I`ve have cluster of 3 brokers. The topic I'm using is configured with a replication factor of 3 and 4 partitions. I'm using the kafka python Api to set up the producers and the consumers.
My problem is that when I stop one of the brokers, in some cases, my consumers stop receiving messages.
(When broker 1 is unavailable):
Topic: frogakas Partition: 0 Leader: 5 Replicas: 5,3,1 Isr: 5,3
Topic: frogakas Partition: 1 Leader: 3 Replicas: 3,1,5 Isr: 3,5
Topic: frogakas Partition: 2 Leader: 5 Replicas: 1,5,3 Isr: 5,3
Topic: frogakas Partition: 3 Leader: 5 Replicas: 5,1,3 Isr: 5,3
The thing is that when I shut-down any of the brokers, some of the consumer groups disappear.

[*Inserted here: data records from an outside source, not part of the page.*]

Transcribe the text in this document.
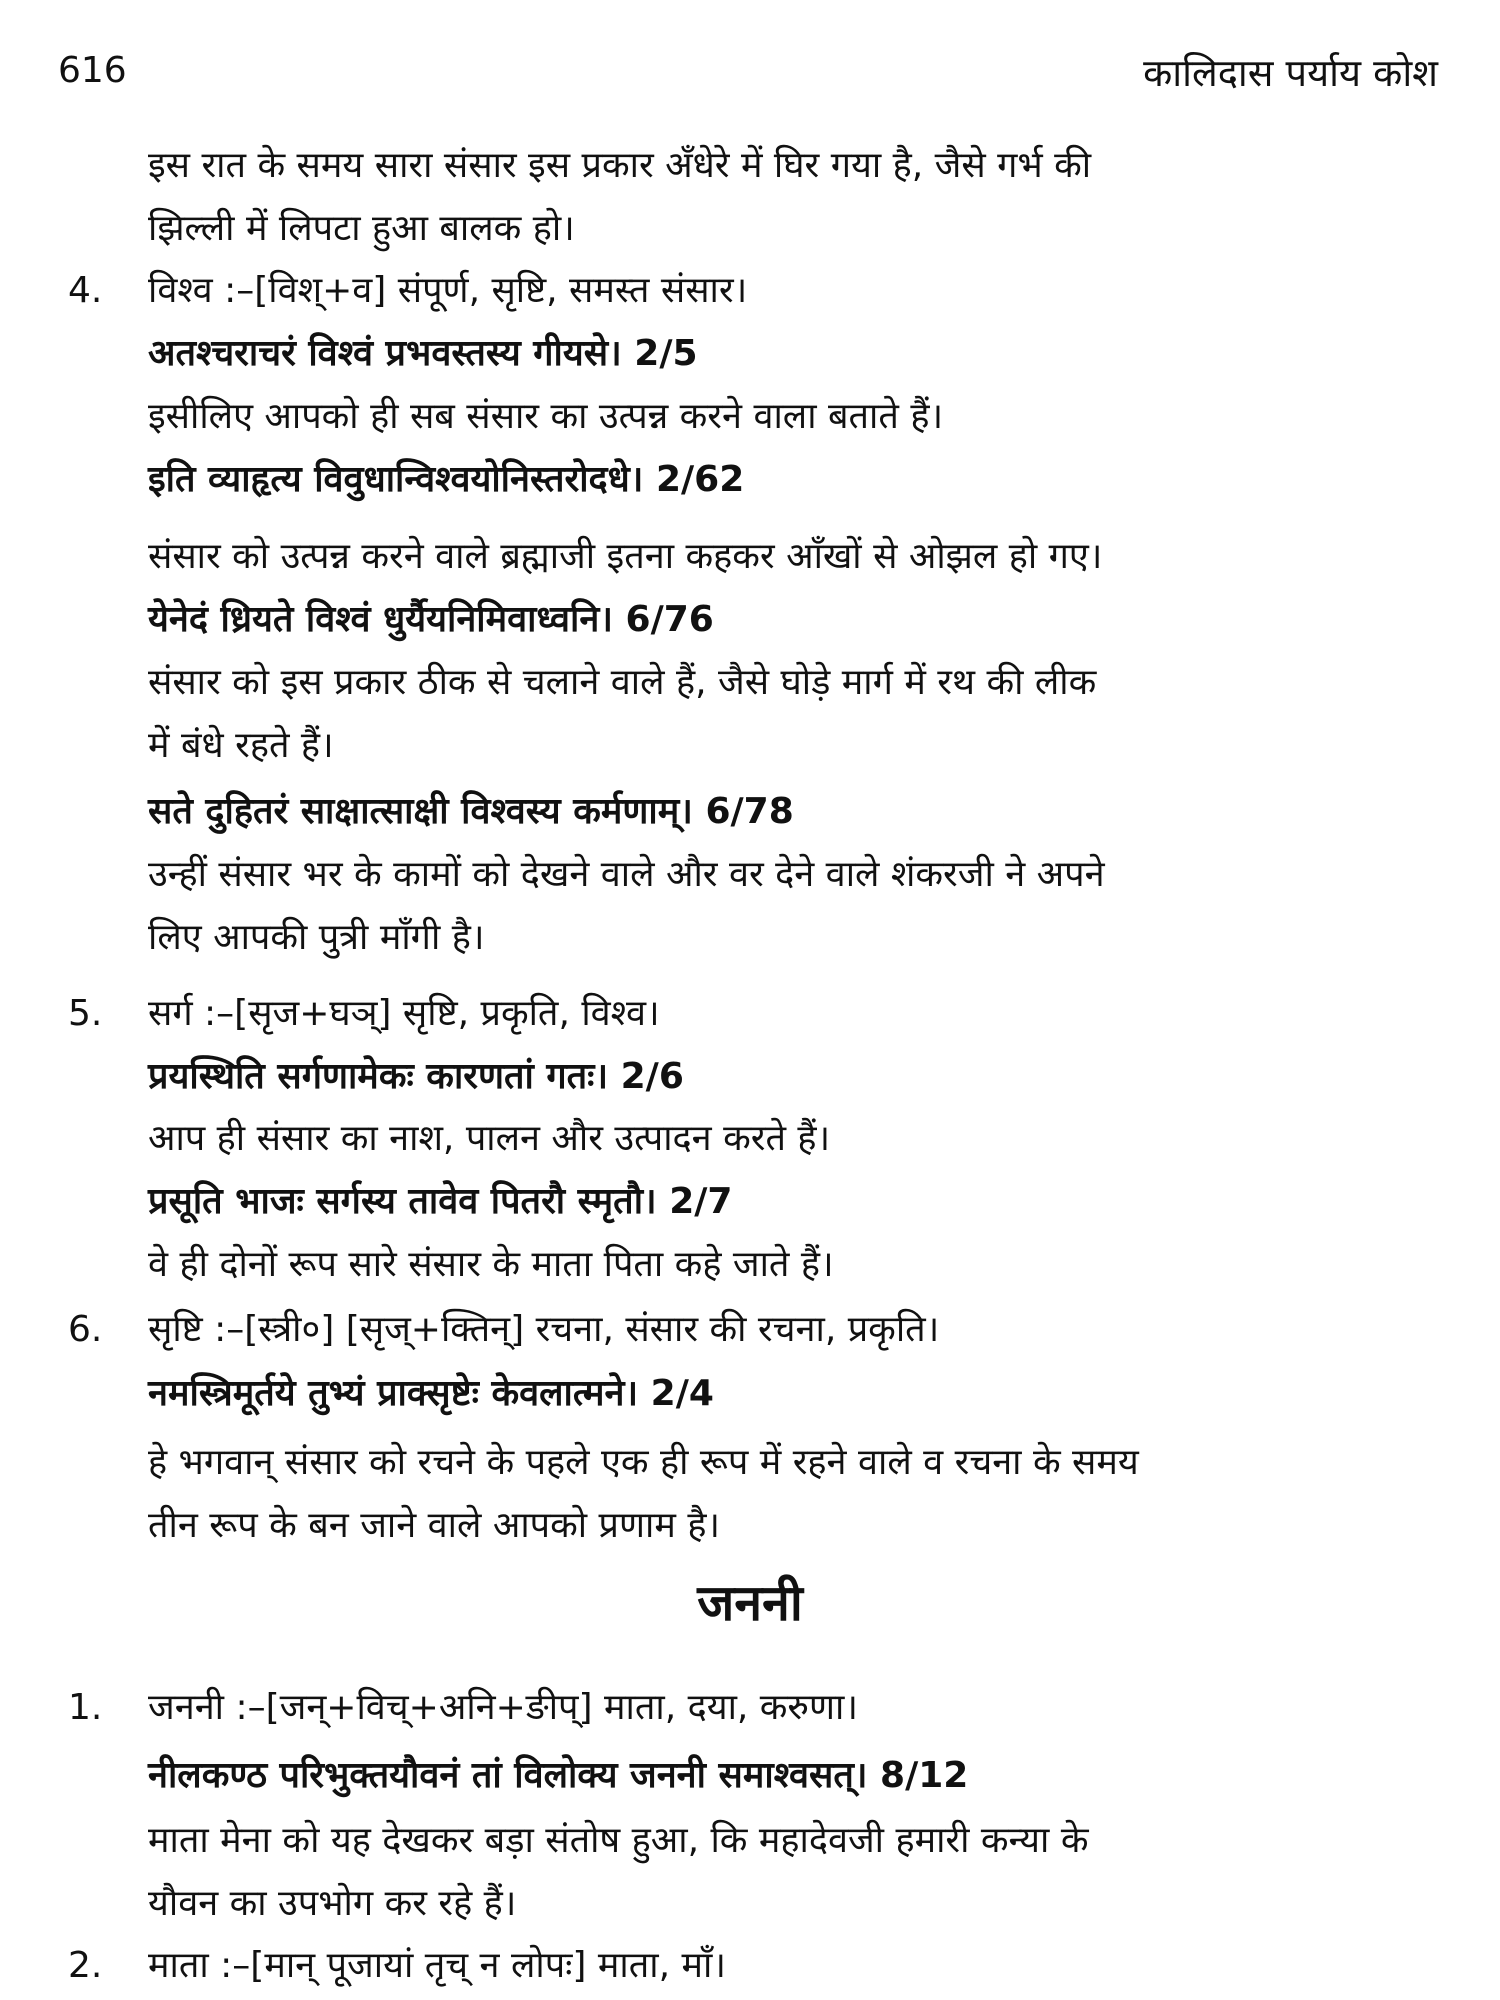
616	कालिदास पर्याय कोश
इस रात के समय सारा संसार इस प्रकार अँधेरे में घिर गया है, जैसे गर्भ की
झिल्ली में लिपटा हुआ बालक हो।
4.	विश्व :–[विश्+व] संपूर्ण, सृष्टि, समस्त संसार।
अतश्चराचरं विश्वं प्रभवस्तस्य गीयसे। 2/5
इसीलिए आपको ही सब संसार का उत्पन्न करने वाला बताते हैं।
इति व्याहृत्य विवुधान्विश्वयोनिस्तरोदधे। 2/62
संसार को उत्पन्न करने वाले ब्रह्माजी इतना कहकर आँखों से ओझल हो गए।
येनेदं ध्रियते विश्वं धुर्यैयनिमिवाध्वनि। 6/76
संसार को इस प्रकार ठीक से चलाने वाले हैं, जैसे घोड़े मार्ग में रथ की लीक
में बंधे रहते हैं।
सते दुहितरं साक्षात्साक्षी विश्वस्य कर्मणाम्। 6/78
उन्हीं संसार भर के कामों को देखने वाले और वर देने वाले शंकरजी ने अपने
लिए आपकी पुत्री माँगी है।
5.	सर्ग :–[सृज+घञ्] सृष्टि, प्रकृति, विश्व।
प्रयस्थिति सर्गणामेकः कारणतां गतः। 2/6
आप ही संसार का नाश, पालन और उत्पादन करते हैं।
प्रसूति भाजः सर्गस्य तावेव पितरौ स्मृतौ। 2/7
वे ही दोनों रूप सारे संसार के माता पिता कहे जाते हैं।
6.	सृष्टि :–[स्त्री०] [सृज्+क्तिन्] रचना, संसार की रचना, प्रकृति।
नमस्त्रिमूर्तये तुभ्यं प्राक्सृष्टेः केवलात्मने। 2/4
हे भगवान् संसार को रचने के पहले एक ही रूप में रहने वाले व रचना के समय
तीन रूप के बन जाने वाले आपको प्रणाम है।
जननी
1.	जननी :–[जन्+विच्+अनि+ङीप्] माता, दया, करुणा।
नीलकण्ठ परिभुक्तयौवनं तां विलोक्य जननी समाश्वसत्। 8/12
माता मेना को यह देखकर बड़ा संतोष हुआ, कि महादेवजी हमारी कन्या के
यौवन का उपभोग कर रहे हैं।
2.	माता :–[मान् पूजायां तृच् न लोपः] माता, माँ।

All of my consumers share the same group-id so, they stop working because their group is not in the group list.
When all of the brokers are available these are the groups:
root@m3-virtual-machine:/opt/kafka/bin# ./kafka-consumer-groups.sh --list --bootstrap-server localhost:9092
test_group_kas
test_group_1
test_group_2
test_group
When the broker 1 is unavailable only test_group_2 is displayed:
root@m3-virtual-machine:/opt/kafka/bin# ./kafka-consumer-groups.sh --list --bootstrap-server localhost:9092
test_group_2
At this moment, if i start a consumer with the groupId test_group_2 the messages will be received correctly.
I'd like to know if there is any way to avoid the service interruption when a broker falls.
By default, Kafka starts with offsets.topic.replication.factor=1
If you shut down the broker hosting your offsets topic, consumer group management won't work.
The listed group that remains is probably a mistake where you configured zookeeper instead of bootstrap servers.